Tumor protein 53 (p53) and Retinoblastoma 1 (Rb1) are two tumor suppressor proteins that have been found to be frequently lost together in 28%-40% of TNBC cases. In TNBC, loss of p53 or Rb1 has been shown to correlate with tumor cells that display an aggressiveness that could be attributed to a higher proportion of tumor-initiating cancer stem cell (CSC)-like cells that have been found to drive relapse and resistance to chemotherapy. Because p53 and Rb1 are often lost during tumor progression, they are not directly targetable; however, their downstream effectors could be. With support from an FY09 BCRP Postdoctoral Fellowship Award, Dr. Robert Jones set out to elucidate vulnerabilities that could be therapeutically exploited downstream of p53 and Rb1 signaling.

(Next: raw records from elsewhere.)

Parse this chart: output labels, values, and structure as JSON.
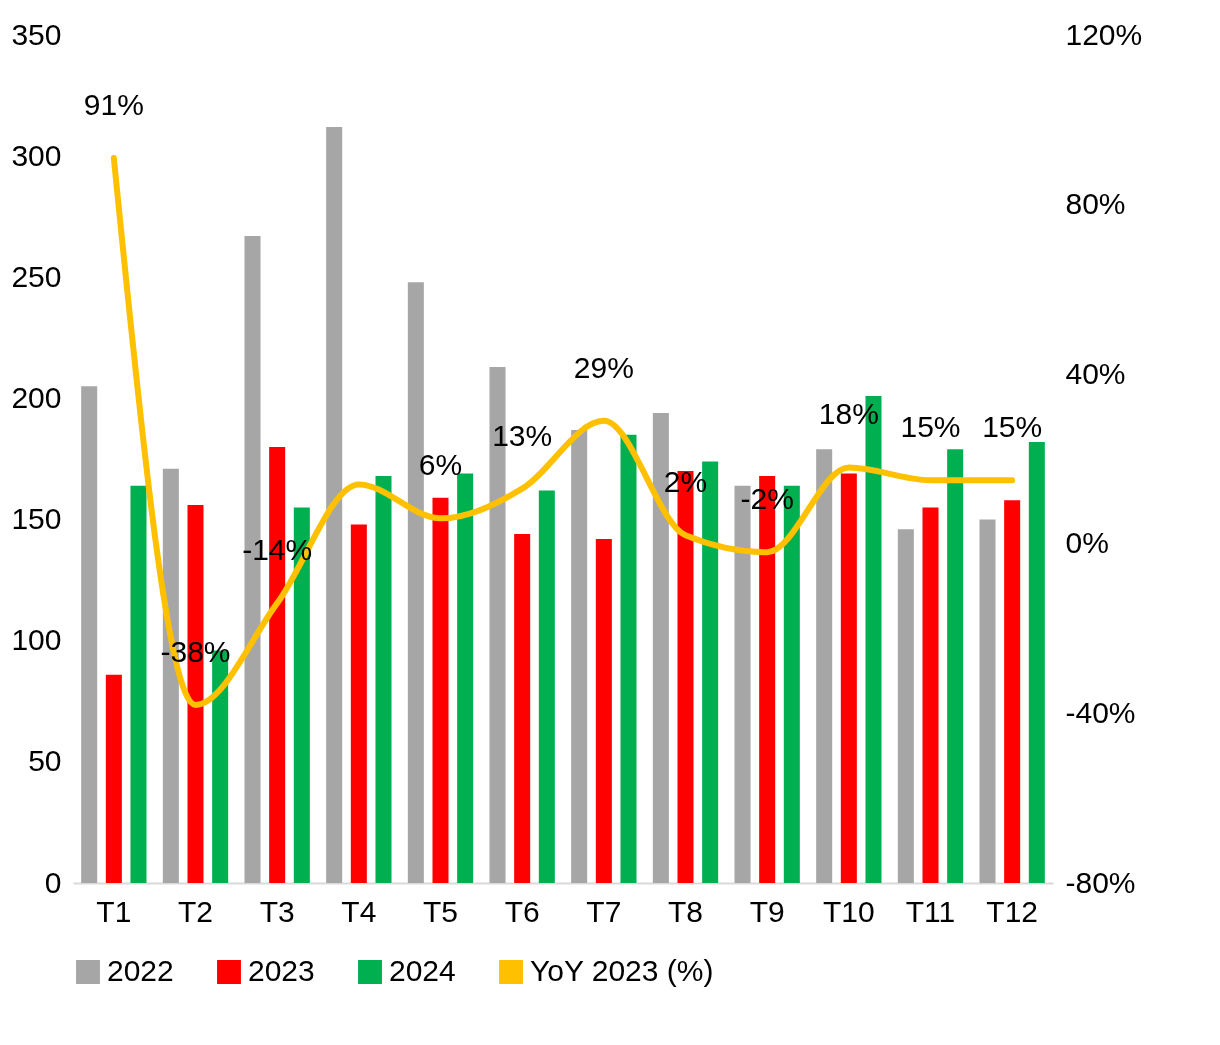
{
  "chart_data": {
    "type": "bar",
    "categories": [
      "T1",
      "T2",
      "T3",
      "T4",
      "T5",
      "T6",
      "T7",
      "T8",
      "T9",
      "T10",
      "T11",
      "T12"
    ],
    "series": [
      {
        "name": "2022",
        "color": "#a6a6a6",
        "values": [
          205,
          171,
          267,
          312,
          248,
          213,
          187,
          194,
          164,
          179,
          146,
          150
        ]
      },
      {
        "name": "2023",
        "color": "#ff0000",
        "values": [
          86,
          156,
          180,
          148,
          159,
          144,
          142,
          170,
          168,
          169,
          155,
          158
        ]
      },
      {
        "name": "2024",
        "color": "#00b050",
        "values": [
          164,
          96,
          155,
          168,
          169,
          162,
          185,
          174,
          164,
          201,
          179,
          182
        ]
      },
      {
        "name": "YoY 2023 (%)",
        "type": "line",
        "axis": "y2",
        "color": "#ffc000",
        "values": [
          91,
          -38,
          -14,
          14,
          6,
          13,
          29,
          2,
          -2,
          18,
          15,
          15
        ],
        "value_labels": [
          "91%",
          "-38%",
          "-14%",
          null,
          "6%",
          "13%",
          "29%",
          "2%",
          "-2%",
          "18%",
          "15%",
          "15%"
        ]
      }
    ],
    "ylim": [
      0,
      350
    ],
    "yticks": [
      0,
      50,
      100,
      150,
      200,
      250,
      300,
      350
    ],
    "y2lim": [
      -80,
      120
    ],
    "y2ticks": [
      {
        "value": -80,
        "label": "-80%"
      },
      {
        "value": -40,
        "label": "-40%"
      },
      {
        "value": 0,
        "label": "0%"
      },
      {
        "value": 40,
        "label": "40%"
      },
      {
        "value": 80,
        "label": "80%"
      },
      {
        "value": 120,
        "label": "120%"
      }
    ],
    "grid": false,
    "legend": "bottom"
  }
}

In a landmark publication released this year in the Journal of Clinical Investigation, Dr. Jones, together with a large team of researchers working under the guidance of Dr. Eldad Zacksenhaus, were able to demonstrate for the first time that a combined loss of p53 and Rb1 (p53/Rb1-deficient) elevated levels of genes associated with the mitochondrial protein translation (MPT) pathway which were susceptible to the FDA-approved MPT inhibitor tigecycline (TIG). TIG was identified as the most effective drug against p53/Rb1-deficient TNBC cell lines during a repurposing drug screen of 312 U.S. Food and Drug Administration (FDA)-approved drugs. Results indicated that p53/Rb1-deficient TNBC cell lines were significantly more sensitive to TIG when compared to p53-mutant/Rb1-proficient cell lines. Additionally, analyses revealed that p53/Rb1-deficient TNBC cells displayed reduced cellular proliferation and mitochondrial protein expression upon TIG treatment, suggesting that p53/Rb1-deficient TNBC cells are dependent on MPT. Moreover, in an Rb1-dependent manner, the tumor-initiating CSC-like fraction could also be reduced with TIG treatment. Conversely, Rb1-proficient TNBC cell lines showed an enhancement in the CSC fraction upon TIG treatment. An increase in the tumor-initiating CSC-like cellular population, as seen in Rb1-proficient TNBC cell lines, could result in relapse and resistance to chemotherapy, which would be detrimental to patients; therefore these results suggest patient stratification for treatment would be essential.